Aqui uso tanto o Debian e Ubuntu, mais o debian no server e ubuntu no desktop essa versão 10.04 então ta muito boa mesmo, incrementos visuais, varias melhorias.

----------


## Milho

Gosto muito do Debian, e usei o Mandrake durante toda sua vida (até mesclar com o Conectiva que nunca gostei e virar o Mandriva, que continui não gostando...), mas migrei para o Ubuntu na versão 8.04 e hoje é minha distribuição principal por sua praticidade e pelo grande cuidado da Canonical com seu produto.

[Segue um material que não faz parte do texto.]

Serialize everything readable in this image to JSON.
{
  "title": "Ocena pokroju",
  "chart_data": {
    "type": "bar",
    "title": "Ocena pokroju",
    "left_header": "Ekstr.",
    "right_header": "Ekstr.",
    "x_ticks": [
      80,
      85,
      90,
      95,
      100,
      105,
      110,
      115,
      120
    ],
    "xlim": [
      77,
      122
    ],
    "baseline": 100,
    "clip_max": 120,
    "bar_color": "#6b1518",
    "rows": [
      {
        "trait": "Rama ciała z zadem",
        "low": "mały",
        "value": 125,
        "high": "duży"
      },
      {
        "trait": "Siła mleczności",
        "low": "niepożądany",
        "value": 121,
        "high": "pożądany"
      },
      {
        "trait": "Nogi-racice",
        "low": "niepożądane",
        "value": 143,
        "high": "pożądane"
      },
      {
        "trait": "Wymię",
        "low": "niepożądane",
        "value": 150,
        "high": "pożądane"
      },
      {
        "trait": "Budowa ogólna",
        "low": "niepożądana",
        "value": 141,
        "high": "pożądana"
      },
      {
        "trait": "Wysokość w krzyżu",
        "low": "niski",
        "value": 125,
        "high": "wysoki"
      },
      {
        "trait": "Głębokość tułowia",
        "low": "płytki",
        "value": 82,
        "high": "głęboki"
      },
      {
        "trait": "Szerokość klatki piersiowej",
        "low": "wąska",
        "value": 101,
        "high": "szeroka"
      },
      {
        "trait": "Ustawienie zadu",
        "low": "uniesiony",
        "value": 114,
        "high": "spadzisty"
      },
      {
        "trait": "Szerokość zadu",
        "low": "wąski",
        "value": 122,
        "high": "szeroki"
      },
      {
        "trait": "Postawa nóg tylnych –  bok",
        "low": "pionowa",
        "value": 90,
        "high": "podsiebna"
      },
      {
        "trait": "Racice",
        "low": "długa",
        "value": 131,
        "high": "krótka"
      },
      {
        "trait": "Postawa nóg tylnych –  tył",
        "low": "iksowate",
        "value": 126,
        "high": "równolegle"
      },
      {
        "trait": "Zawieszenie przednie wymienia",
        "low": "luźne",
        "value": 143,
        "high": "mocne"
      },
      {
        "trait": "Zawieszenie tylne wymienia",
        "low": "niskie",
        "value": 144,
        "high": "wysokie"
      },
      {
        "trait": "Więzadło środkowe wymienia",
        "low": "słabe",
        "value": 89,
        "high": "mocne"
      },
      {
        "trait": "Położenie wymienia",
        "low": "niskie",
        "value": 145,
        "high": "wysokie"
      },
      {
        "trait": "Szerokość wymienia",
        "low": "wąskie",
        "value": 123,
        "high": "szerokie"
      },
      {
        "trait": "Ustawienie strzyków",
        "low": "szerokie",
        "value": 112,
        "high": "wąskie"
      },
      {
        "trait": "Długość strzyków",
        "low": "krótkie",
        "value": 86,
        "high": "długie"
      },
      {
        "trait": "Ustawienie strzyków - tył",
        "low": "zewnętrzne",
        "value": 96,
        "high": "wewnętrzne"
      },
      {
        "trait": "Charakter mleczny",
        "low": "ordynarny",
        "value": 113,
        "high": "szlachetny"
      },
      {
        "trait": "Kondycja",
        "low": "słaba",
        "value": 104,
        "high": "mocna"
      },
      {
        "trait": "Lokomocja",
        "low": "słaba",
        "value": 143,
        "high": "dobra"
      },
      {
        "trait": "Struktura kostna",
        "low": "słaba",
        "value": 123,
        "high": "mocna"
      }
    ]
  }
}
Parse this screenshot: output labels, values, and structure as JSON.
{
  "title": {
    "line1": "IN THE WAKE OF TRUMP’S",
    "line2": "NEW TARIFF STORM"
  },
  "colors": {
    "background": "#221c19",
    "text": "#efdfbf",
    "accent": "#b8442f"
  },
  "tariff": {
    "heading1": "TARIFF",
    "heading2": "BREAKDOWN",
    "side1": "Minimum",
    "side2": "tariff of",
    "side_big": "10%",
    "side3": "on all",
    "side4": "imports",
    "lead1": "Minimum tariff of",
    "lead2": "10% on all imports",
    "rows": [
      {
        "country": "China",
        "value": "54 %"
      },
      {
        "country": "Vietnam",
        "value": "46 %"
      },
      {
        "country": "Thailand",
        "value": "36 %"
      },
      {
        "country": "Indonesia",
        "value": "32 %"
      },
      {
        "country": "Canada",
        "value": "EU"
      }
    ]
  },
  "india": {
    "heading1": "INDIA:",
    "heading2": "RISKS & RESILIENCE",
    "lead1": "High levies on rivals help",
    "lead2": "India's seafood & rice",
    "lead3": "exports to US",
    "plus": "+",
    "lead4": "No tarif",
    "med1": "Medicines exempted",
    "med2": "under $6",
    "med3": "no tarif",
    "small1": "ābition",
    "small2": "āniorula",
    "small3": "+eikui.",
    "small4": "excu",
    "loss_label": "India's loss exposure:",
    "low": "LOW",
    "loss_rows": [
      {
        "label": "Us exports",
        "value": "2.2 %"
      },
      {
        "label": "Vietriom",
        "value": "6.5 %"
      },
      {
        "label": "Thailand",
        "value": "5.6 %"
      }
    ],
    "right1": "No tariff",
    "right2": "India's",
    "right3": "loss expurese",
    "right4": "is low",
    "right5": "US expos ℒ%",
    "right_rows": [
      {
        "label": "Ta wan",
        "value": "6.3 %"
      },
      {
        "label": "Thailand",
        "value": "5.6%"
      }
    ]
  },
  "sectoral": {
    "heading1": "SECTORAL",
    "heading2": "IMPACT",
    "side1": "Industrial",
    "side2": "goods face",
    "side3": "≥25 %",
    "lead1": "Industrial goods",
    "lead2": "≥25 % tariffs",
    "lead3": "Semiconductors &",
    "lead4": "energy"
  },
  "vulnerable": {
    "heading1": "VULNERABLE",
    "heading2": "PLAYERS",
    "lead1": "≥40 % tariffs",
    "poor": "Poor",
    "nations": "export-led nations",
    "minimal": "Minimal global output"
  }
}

Como distro secundário, apenas mudo o sabor: Kubuntu Netbook Edition 10.04, para meu Acer Aspire One  :Smile:  Ah, meu filhote de 3 aninhos também usa o Ubuntu 10.04, e não teve grandes dificuldades em migrar do Win7 para o Ubuntu KK.

----------


## kalelalves

Não tem Slackware...: (
sou usuário e gosto muito da distribuição.
Kubuntu ta, bém é muito boa pra desktop, mas é KDE + Ubuntu, então votei Ubuntu.

----------


## Riotkahn

Mandriva 2010.1 Spring - Desktop

Debian - Servidores

----------


## andrehenrique

Arch!

----------


## dalua

ubuntu e big linux, a primeira pelo ótimo trabalho em tornar o linux mais acessivel e a segunda por ser uma distribuição nacional com caracteristicas próprias e que atende ao usuário iniciante

----------


## vcandido

OpenSuse

----------


## osmano807

> OpenSuse


É boa, o YaST é uma beleza também

----------


## Elidiano

ubutun e a melhor

----------


## Matter

Uso Ubuntu pela sua praticidade. 
Na verdade é tão prático que até minha mulher usa Ubuntu.

----------


## Não Registrado(s)

ubuntu

----------


## Não Registrado(s)

Sabayon

----------


## MarcusMaciel

Ubuntu continua vencendo  :Smile:

----------


## Duca

Depois que voce aprende a mexer no gentoo, as outras parecem mais difíceis de usar, rs

----------